Mechanism of translocation. Binding equilibria between the ribosome, mRNA analogues, and cognate tRNAs.

The translocation of the mRNA in relation to the ribosome during peptide synthesis represents an example for a mechanochemical reaction in which the chemical bond energy of GTP is transformed into coordinated motion. We demonstrate here that translocation can be explained simply by binding equilibria between the tRNA, the mRNA, and their binding sites on the ribosome.
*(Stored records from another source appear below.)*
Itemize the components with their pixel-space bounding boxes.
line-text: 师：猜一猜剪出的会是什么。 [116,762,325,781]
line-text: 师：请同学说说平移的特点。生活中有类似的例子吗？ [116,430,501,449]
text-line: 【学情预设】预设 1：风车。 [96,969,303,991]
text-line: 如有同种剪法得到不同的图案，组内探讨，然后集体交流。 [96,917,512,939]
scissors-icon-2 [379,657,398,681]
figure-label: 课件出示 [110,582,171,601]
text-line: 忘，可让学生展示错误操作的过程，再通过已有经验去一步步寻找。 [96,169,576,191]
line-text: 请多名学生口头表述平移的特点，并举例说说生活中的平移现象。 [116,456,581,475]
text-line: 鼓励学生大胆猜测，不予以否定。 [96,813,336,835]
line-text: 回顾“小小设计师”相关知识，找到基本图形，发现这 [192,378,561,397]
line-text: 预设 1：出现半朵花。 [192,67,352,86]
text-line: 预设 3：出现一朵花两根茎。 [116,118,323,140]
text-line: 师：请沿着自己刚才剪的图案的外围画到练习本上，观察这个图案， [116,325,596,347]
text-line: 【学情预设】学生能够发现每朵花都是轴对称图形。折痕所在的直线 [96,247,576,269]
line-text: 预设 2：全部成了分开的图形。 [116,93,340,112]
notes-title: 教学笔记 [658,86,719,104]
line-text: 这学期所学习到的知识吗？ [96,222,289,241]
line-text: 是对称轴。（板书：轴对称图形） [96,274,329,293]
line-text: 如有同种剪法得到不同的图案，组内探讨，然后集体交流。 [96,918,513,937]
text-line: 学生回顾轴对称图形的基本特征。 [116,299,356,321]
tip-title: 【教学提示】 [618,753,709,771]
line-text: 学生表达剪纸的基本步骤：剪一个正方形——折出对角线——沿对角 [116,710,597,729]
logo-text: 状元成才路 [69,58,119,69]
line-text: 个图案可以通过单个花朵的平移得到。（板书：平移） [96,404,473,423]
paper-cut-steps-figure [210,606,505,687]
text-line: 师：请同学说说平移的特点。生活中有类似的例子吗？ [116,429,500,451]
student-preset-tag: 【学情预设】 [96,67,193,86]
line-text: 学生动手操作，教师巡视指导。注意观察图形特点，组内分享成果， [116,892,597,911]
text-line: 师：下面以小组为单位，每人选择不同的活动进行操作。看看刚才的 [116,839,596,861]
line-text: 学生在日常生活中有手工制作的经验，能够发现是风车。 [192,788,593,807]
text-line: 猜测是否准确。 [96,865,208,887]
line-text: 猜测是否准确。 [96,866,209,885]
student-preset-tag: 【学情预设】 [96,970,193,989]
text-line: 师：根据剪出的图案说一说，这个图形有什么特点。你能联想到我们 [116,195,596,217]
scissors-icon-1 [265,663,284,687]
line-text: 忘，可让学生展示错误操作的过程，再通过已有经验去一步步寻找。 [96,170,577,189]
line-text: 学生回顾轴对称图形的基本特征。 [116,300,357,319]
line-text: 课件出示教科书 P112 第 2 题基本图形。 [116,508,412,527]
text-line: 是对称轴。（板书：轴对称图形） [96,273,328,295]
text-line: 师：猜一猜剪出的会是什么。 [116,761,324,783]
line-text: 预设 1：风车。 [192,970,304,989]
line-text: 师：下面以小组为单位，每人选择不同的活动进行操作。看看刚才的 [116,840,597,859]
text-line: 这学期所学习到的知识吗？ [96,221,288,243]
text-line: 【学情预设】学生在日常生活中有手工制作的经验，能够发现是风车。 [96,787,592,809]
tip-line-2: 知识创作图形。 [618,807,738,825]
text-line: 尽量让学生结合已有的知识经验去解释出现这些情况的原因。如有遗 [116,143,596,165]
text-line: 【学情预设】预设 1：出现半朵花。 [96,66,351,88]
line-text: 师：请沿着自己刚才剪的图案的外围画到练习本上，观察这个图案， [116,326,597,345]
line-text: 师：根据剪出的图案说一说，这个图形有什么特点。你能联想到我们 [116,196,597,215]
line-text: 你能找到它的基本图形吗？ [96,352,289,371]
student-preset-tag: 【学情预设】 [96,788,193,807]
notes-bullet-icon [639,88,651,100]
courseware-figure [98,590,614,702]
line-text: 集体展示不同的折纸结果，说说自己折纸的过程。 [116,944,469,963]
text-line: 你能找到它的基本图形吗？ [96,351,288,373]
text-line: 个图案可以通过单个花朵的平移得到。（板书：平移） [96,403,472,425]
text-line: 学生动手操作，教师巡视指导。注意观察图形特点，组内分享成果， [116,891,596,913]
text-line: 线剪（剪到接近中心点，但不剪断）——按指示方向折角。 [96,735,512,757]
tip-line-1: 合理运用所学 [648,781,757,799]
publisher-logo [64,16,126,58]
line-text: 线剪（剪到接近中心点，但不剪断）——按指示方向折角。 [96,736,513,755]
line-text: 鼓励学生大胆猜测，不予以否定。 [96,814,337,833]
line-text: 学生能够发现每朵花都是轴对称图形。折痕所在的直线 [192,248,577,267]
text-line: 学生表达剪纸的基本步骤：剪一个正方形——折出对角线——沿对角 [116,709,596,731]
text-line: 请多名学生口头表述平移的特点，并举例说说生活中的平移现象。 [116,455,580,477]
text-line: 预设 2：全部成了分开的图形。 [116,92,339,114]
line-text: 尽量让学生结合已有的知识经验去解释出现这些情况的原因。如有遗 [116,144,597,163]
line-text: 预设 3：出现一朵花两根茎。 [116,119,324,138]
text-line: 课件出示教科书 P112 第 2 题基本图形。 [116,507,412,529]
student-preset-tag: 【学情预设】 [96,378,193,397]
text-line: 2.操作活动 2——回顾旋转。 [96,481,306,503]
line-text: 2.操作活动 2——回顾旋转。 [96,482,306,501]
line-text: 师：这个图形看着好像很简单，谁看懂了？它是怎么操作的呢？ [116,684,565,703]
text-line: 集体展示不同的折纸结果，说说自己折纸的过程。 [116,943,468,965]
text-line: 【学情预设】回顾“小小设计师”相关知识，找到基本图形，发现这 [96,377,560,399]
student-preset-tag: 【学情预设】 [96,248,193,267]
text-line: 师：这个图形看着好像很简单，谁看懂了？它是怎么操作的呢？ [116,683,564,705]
The presence of two cognate tRNAs shifts the association constant for the 70 S ribosome . AUGU3 complex from 6.8 x 10(5) to 2.2 x 10(8) M-1. The elongation factor G and GTP or guanosine-5'-(beta,gamma-methylene)triphosphate GMP-PCP) displace the methionine tRNAs which can be formylated (tRNAfMet) from the quaternary complex 70 S . AUGU3 . tRNAfMet . tRNAPhe. Only the ternary complex Phe-tRNAPhe . elongation factor Tu . GMP-PCP shows an absolute preference for the aminoacyl-tRNA binding site (A site) (K a = 6.6 x 10(6) M-1). AcPhe-tRNAPhe, (N alpha-acetylphenylalanyl-tRNA) an analogue of a peptidyl-tRNA exhibits a 20-fold higher affinity to the peptidyl-tRNA binding site (P site) (K a = 3.5 x 10(6) M-1) as against the A site (K a = 1.8 x 10(6) M-1) at 8 mM Mg2+. Compared to aminoacyl-tRNA and tRNA, peptidyl-tRNA shows a 3- to 15-fold higher affinity toward complementary oligonucleotides both in the binary complex and in the presence of 70 S ribosomes (UUCA . AcPhe-tRNAPhe: K a = 1.9 x 10(5) M-1), UUCA . tRNAPhe:K a = 3.2 x 10(4) M-1). This indicates a stabilization of the peptidyl-tRNA . mRNA complex during translocation. Our data support a concept of mRNA translocation in which the removal of the deacylated tRNA from the P site requires GTP energy and a peptidyl-tRNA . mRNA complex diffuses from its low affinity site (A) to its high affinity binding site (P).